Jika kita menelusuri pustaka sejarah, sulit dicari jejak Probolinggo di zaman dahulu. Kalaupun ada, sebagaimana terabadikan dalam Negarakrtama (Pupuh XXI/1 dan XXXIV/4), hanyalah nama-nama pedukuhan yang kini sebagian nama-nama itu masih dipakai dan posisinya masuk ke dalam wilayah Probolinggo, baik kota maupun kabupaten. Dibandingkan dengan kota-kota lainnya, misal Pasuruan atau Lumajang—untuk menyebut kota terdekat—yang namanya sudah eksis sejak era kerajaan di Tanah Jawa, tentu Probolinggo terkesan alpa, seolah tak memiliki peran di abad pertengahan dan hanya merupakan tanah kosong, liar tanpa penghuni. Dan hal itu memang benar adanya, meski tak sepenuhnya benar.  

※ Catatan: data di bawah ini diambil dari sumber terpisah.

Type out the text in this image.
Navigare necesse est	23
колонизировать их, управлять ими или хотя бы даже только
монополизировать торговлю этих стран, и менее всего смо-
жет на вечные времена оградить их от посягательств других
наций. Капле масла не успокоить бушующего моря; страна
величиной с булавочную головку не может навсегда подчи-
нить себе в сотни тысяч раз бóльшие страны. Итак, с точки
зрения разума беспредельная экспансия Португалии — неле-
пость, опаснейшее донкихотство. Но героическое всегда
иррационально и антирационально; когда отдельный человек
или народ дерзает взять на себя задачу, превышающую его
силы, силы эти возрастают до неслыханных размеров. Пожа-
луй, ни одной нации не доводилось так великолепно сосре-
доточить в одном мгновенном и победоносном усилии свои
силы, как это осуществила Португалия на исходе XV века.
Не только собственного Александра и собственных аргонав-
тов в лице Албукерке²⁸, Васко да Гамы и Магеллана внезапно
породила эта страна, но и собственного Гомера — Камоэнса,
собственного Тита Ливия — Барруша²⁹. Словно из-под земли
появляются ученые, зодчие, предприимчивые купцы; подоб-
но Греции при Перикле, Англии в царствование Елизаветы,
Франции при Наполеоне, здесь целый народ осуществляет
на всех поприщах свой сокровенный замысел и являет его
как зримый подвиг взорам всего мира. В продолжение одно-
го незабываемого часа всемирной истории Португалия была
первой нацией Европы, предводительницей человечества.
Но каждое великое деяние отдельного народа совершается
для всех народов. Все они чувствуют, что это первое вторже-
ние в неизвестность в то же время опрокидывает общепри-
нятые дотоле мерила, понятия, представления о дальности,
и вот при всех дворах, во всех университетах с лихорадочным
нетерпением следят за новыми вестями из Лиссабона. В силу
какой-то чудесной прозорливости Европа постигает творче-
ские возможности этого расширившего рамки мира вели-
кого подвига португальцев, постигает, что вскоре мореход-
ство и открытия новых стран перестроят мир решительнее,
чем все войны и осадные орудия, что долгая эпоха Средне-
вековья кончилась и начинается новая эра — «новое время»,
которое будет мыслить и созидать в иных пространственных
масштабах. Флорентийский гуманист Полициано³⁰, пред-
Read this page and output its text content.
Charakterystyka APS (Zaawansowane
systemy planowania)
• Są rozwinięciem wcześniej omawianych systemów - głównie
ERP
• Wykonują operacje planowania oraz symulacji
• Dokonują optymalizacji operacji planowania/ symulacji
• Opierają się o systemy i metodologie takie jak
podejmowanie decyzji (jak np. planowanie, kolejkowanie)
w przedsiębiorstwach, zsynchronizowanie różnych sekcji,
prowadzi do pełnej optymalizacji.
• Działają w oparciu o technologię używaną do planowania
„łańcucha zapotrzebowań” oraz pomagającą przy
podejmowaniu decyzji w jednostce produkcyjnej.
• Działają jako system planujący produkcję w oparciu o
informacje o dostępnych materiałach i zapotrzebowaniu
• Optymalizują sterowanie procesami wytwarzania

Ada sebab yang menjadikan ketakhadiran Probolinggo dalam sejarah. Di antaranya adalah pada masa pra Indonesia, terutama abad XVI dan seterusnya ke belakang, Probolinggo bukan wilayah pusat kekuasaan. Ketika kerajaan besar di Jawa Timur berdiri, seperti Singasari dan Majapahit, ia masih hutan belantara. Ataupun kalau ada pemukiman, hanya berupa pedukuhan-pedukuhan kecil yang tersebar di beberapa titik dan tidak mempunyai posisi yang cukup penting, terutama secara politik. Bahkan ketika Majapahit terpecah menjadi dua, Majapahit Barat dan Majapahit Timur, wilayah yang kini dikenal sebagai Probolinggo ini tak lain hanya merupakan tapal batas kekuasaan. Di kemudian hari menjadi tempat pertemuan dua kekuatan antara barat dan timur dalam Perang Paregreg, maupun sebagai gerbang pertahanan Hinduisme terakhir di Jawa; Blambangan, dari serangan Kesultanan Demak dan Mataram Islam. 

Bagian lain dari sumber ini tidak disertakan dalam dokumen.